Charles Brown
Detroit
"China's answer to international economic crisis " PWW Nov. 21, 1998
by Victor Perlo
China's methods for dealing with the economic crisis that continues to spread its carnage around the world are the opposite of those imposed by the I M F -at U.S. dictat - on Asia, Africa, Russia and Latin America.
Instead of "conditionalities" that gurarantee profits for western TNC's, China has launched a massive program of reconstruction of the infrastructure and has sustained a GDP growth rate of more than 7 %.
I am the first to admit that China has made concessions to imperialism in order to obtain capital and technology - and that this brings dangers of capitalist counter-revolution.
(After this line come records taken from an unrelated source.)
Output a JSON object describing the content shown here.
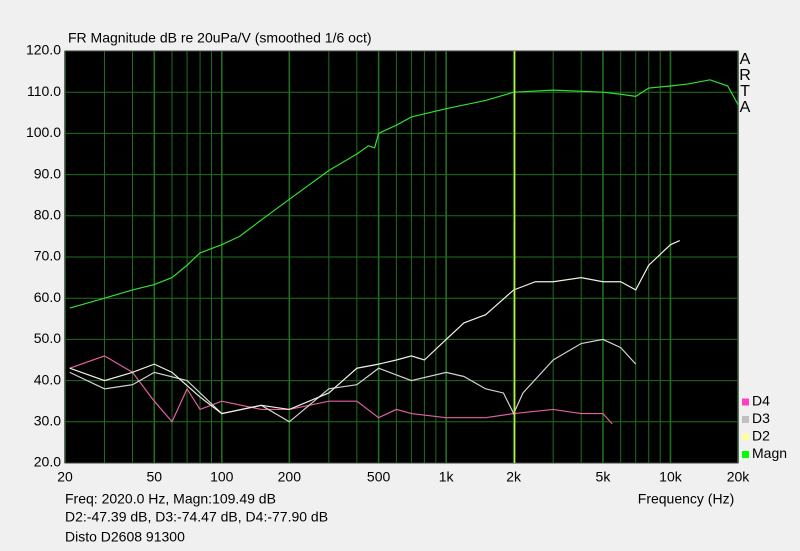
{
  "chart_data": {
    "type": "line",
    "title": "FR Magnitude dB re 20uPa/V (smoothed 1/6 oct)",
    "x_label": "Frequency (Hz)",
    "brand": "ARTA",
    "readout": [
      "Freq: 2020.0 Hz, Magn:109.49 dB",
      "D2:-47.39 dB, D3:-74.47 dB, D4:-77.90 dB",
      "Disto D2608 91300"
    ],
    "cursor": 2020,
    "cursor_color": "#c8e64a",
    "log_x": true,
    "grid": true,
    "grid_color": "#1f6f1f",
    "xlim": [
      20,
      20000
    ],
    "ylim": [
      20,
      120
    ],
    "xticks": [
      20,
      50,
      100,
      200,
      500,
      {
        "value": 1000,
        "label": "1k"
      },
      {
        "value": 2000,
        "label": "2k"
      },
      {
        "value": 5000,
        "label": "5k"
      },
      {
        "value": 10000,
        "label": "10k"
      },
      {
        "value": 20000,
        "label": "20k"
      }
    ],
    "yticks": [
      {
        "value": 20,
        "label": "20.0"
      },
      {
        "value": 30,
        "label": "30.0"
      },
      {
        "value": 40,
        "label": "40.0"
      },
      {
        "value": 50,
        "label": "50.0"
      },
      {
        "value": 60,
        "label": "60.0"
      },
      {
        "value": 70,
        "label": "70.0"
      },
      {
        "value": 80,
        "label": "80.0"
      },
      {
        "value": 90,
        "label": "90.0"
      },
      {
        "value": 100,
        "label": "100.0"
      },
      {
        "value": 110,
        "label": "110.0"
      },
      {
        "value": 120,
        "label": "120.0"
      }
    ],
    "legend": [
      {
        "name": "D4",
        "color": "#ff40c0"
      },
      {
        "name": "D3",
        "color": "#c0c0c0"
      },
      {
        "name": "D2",
        "color": "#ffffa0"
      },
      {
        "name": "Magn",
        "color": "#00ff00"
      }
    ],
    "series": [
      {
        "name": "Magn",
        "color": "#33dd33",
        "x": [
          21,
          30,
          40,
          50,
          60,
          70,
          80,
          100,
          120,
          150,
          200,
          300,
          400,
          450,
          480,
          500,
          600,
          700,
          1000,
          1500,
          2000,
          3000,
          5000,
          6000,
          7000,
          8000,
          10000,
          12000,
          15000,
          18000,
          20000
        ],
        "values": [
          57.6,
          60,
          62,
          63.3,
          65,
          68,
          71,
          73,
          75,
          79,
          84,
          91,
          95,
          97,
          96.5,
          100,
          102,
          104,
          106,
          108,
          110,
          110.5,
          110,
          109.5,
          109,
          111,
          111.5,
          112,
          113,
          111.5,
          107
        ]
      },
      {
        "name": "D2",
        "color": "#f0f0e0",
        "x": [
          21,
          30,
          40,
          50,
          60,
          80,
          100,
          150,
          200,
          300,
          400,
          500,
          600,
          700,
          800,
          1000,
          1200,
          1500,
          2000,
          2500,
          3000,
          4000,
          5000,
          6000,
          7000,
          8000,
          10000,
          11000
        ],
        "values": [
          43,
          40,
          42,
          44,
          42,
          36,
          32,
          34,
          33,
          37,
          43,
          44,
          45,
          46,
          45,
          50,
          54,
          56,
          62,
          64,
          64,
          65,
          64,
          64,
          62,
          68,
          73,
          74
        ]
      },
      {
        "name": "D3",
        "color": "#d0d0d0",
        "x": [
          21,
          30,
          40,
          50,
          70,
          100,
          150,
          200,
          300,
          400,
          500,
          700,
          1000,
          1200,
          1500,
          1800,
          2000,
          2200,
          3000,
          4000,
          5000,
          6000,
          7000
        ],
        "values": [
          42,
          38,
          39,
          42,
          40,
          32,
          34,
          30,
          38,
          39,
          43,
          40,
          42,
          41,
          38,
          37,
          32,
          37,
          45,
          49,
          50,
          48,
          44
        ]
      },
      {
        "name": "D4",
        "color": "#e060a0",
        "x": [
          21,
          30,
          40,
          50,
          60,
          70,
          80,
          100,
          150,
          200,
          300,
          400,
          500,
          600,
          700,
          1000,
          1500,
          2000,
          3000,
          4000,
          5000,
          5500
        ],
        "values": [
          43,
          46,
          42,
          35,
          30,
          38,
          33,
          35,
          33,
          33,
          35,
          35,
          31,
          33,
          32,
          31,
          31,
          32,
          33,
          32,
          32,
          29.5
        ]
      }
    ]
  }
}
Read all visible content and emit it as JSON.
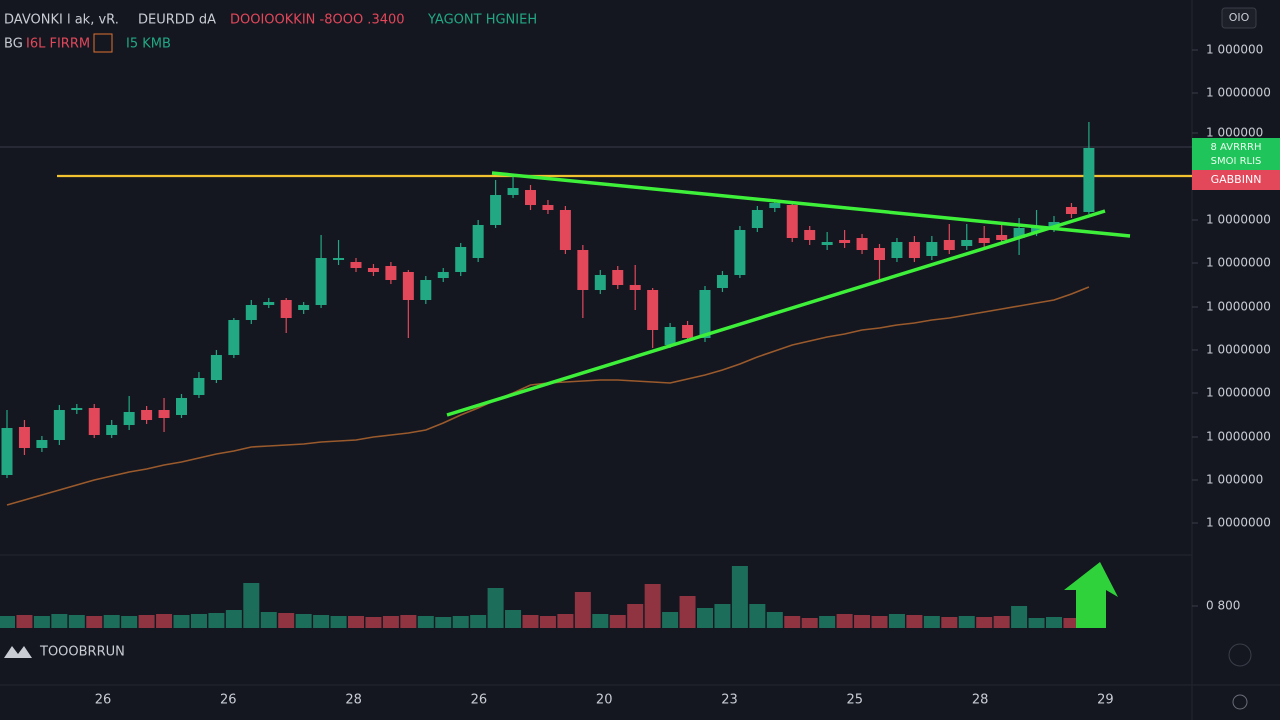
{
  "header": {
    "symbol": "DAVONKI l ak, vR.",
    "exchange": "DEURDD dA",
    "ohlc": "DOOIOOKKIN -8OOO .3400",
    "change": "YAGONT HGNIEH",
    "row2_label": "BG",
    "row2_red": "I6L FIRRM",
    "row2_green": "I5 KMB",
    "corner_button": "OIO"
  },
  "logo": "TOOOBRRUN",
  "badges": {
    "green": [
      "8 AVRRRH",
      "SMOI RLIS"
    ],
    "red": "GABBINN"
  },
  "chart_data": {
    "type": "candlestick",
    "categories": [
      "26",
      "26",
      "28",
      "26",
      "20",
      "23",
      "25",
      "28",
      "29"
    ],
    "ylim": [
      0,
      555
    ],
    "yticks": [
      {
        "value": 505,
        "label": "1 000000"
      },
      {
        "value": 462,
        "label": "1 0000000"
      },
      {
        "value": 422,
        "label": "1 000000"
      },
      {
        "value": 335,
        "label": "1 0000000"
      },
      {
        "value": 292,
        "label": "1 0000000"
      },
      {
        "value": 248,
        "label": "1 0000000"
      },
      {
        "value": 205,
        "label": "1 0000000"
      },
      {
        "value": 162,
        "label": "1 0000000"
      },
      {
        "value": 118,
        "label": "1 0000000"
      },
      {
        "value": 75,
        "label": "1 000000"
      },
      {
        "value": 32,
        "label": "1 0000000"
      }
    ],
    "price_level": 379,
    "up_color": "#22a883",
    "down_color": "#e2475a",
    "level_color": "#f2c230",
    "ma_color": "#9a5a2c",
    "open": [
      80,
      128,
      107,
      115,
      145,
      147,
      120,
      130,
      145,
      145,
      140,
      160,
      175,
      200,
      235,
      250,
      255,
      245,
      250,
      295,
      293,
      287,
      289,
      283,
      255,
      277,
      283,
      297,
      330,
      360,
      365,
      350,
      345,
      305,
      265,
      285,
      270,
      265,
      210,
      230,
      217,
      267,
      280,
      327,
      347,
      350,
      325,
      310,
      315,
      317,
      307,
      297,
      313,
      299,
      315,
      309,
      317,
      320,
      317,
      323,
      327,
      348,
      343
    ],
    "high": [
      145,
      135,
      119,
      150,
      151,
      151,
      135,
      159,
      149,
      157,
      161,
      183,
      205,
      237,
      255,
      257,
      257,
      253,
      320,
      315,
      297,
      291,
      293,
      285,
      279,
      287,
      312,
      335,
      375,
      380,
      370,
      355,
      349,
      310,
      285,
      289,
      290,
      267,
      232,
      234,
      269,
      284,
      329,
      349,
      356,
      354,
      329,
      323,
      325,
      321,
      311,
      317,
      319,
      319,
      331,
      331,
      329,
      330,
      337,
      345,
      339,
      352,
      433
    ],
    "low": [
      77,
      100,
      103,
      110,
      141,
      117,
      117,
      125,
      131,
      123,
      137,
      157,
      172,
      197,
      231,
      247,
      222,
      241,
      247,
      290,
      283,
      279,
      271,
      217,
      251,
      273,
      279,
      293,
      327,
      357,
      345,
      341,
      301,
      237,
      261,
      266,
      245,
      207,
      207,
      213,
      213,
      263,
      277,
      323,
      343,
      313,
      310,
      305,
      307,
      301,
      275,
      293,
      293,
      295,
      301,
      305,
      308,
      311,
      300,
      319,
      323,
      337,
      341
    ],
    "close": [
      127,
      107,
      115,
      145,
      147,
      120,
      130,
      143,
      135,
      137,
      157,
      177,
      200,
      235,
      250,
      253,
      237,
      250,
      297,
      297,
      287,
      283,
      275,
      255,
      275,
      283,
      308,
      330,
      360,
      367,
      350,
      345,
      305,
      265,
      280,
      270,
      265,
      225,
      228,
      217,
      265,
      280,
      325,
      345,
      352,
      317,
      315,
      313,
      312,
      305,
      295,
      313,
      297,
      313,
      305,
      315,
      312,
      315,
      327,
      327,
      333,
      341,
      407
    ],
    "volume": [
      12,
      13,
      12,
      14,
      13,
      12,
      13,
      12,
      13,
      14,
      13,
      14,
      15,
      18,
      45,
      16,
      15,
      14,
      13,
      12,
      12,
      11,
      12,
      13,
      12,
      11,
      12,
      13,
      40,
      18,
      13,
      12,
      14,
      36,
      14,
      13,
      24,
      44,
      16,
      32,
      20,
      24,
      62,
      24,
      16,
      12,
      10,
      12,
      14,
      13,
      12,
      14,
      13,
      12,
      11,
      12,
      11,
      12,
      22,
      10,
      11,
      10,
      12
    ],
    "volume_ylim": [
      0,
      70
    ],
    "volume_ticks": [
      {
        "value": 22,
        "label": "0 800"
      }
    ],
    "ma": [
      50,
      55,
      60,
      65,
      70,
      75,
      79,
      83,
      86,
      90,
      93,
      97,
      101,
      104,
      108,
      109,
      110,
      111,
      113,
      114,
      115,
      118,
      120,
      122,
      125,
      132,
      140,
      147,
      155,
      162,
      170,
      172,
      173,
      174,
      175,
      175,
      174,
      173,
      172,
      176,
      180,
      185,
      191,
      198,
      204,
      210,
      214,
      218,
      221,
      225,
      227,
      230,
      232,
      235,
      237,
      240,
      243,
      246,
      249,
      252,
      255,
      261,
      268
    ]
  }
}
But I believe the Chinese leadership is consciously striving to ensure development of a socialist society in a very complicated international situation that includes strong U.S. pressure against China.
China's success has caused sections of U.S. finance capital to sit up and take notice - to face, as Stephen S. Roach of Morgan Stanley recently wrote in a company publication: "The unarguable fact is that China has defied conventional wisdom for most of the past year."
China's success shows the superiority of socialism to capitalism, despite contradictions in the Chinese version of socialism. I conclude with a lengthy excerpt from Roach's article.
" In the eyes of the Western press, China can do nothing right... The view is widespread that China is about to join the dominoes that have already fallen in the Asian Crisis. My advice: Don't believe what you read.
"I have been to China three times in 1998...the unarguable fact is that China has defied conventional wisdom for most of the past year. Its economy is reaccelerating... The 7.6 % gain in {the third quarter} was not a fluke, in my view ... officials I met suggested growth will improve further.
"To compensate for the crisis-induced shortfall in export demand, China has embarked on an aggressive public sector-infrastructure stimulus... The combination of monetary easing.. and an accelerated pace of housing reform underscores China's efforts to boost domestic demand.
"The Chinese have some of the best currency traders in the world {who} manage $140 billion in foreign currency. The Chinese fully expect another round of yen-related pressures... but that's where China's strong currency defenses - a closed capital account, a large current accounts surplus, vast currency reserves and limited foreign debt - will come back into play... Fear not... an imminent devaluation ... is not in the cards.
"With the rest of the world moving rapidly in reverse, China's progress is all the more astonishing. That's what the new China is all about.
"{A} largely unappreciated source of Chinese economic growth [are] the township and village enterprises (TVEs), the modern-day equivalent of the old Chinese collectives. The TVEs are among the most flexible and technologically advanced of China's producers... In 1997, TVEs accounted for 30 percent of China's industrial output, well in excess of the 26 percent share of state-owned enterprises (SOEs)." (Chinese leaders regard TVEs and SOEs as different forms of socialsit enterprise.)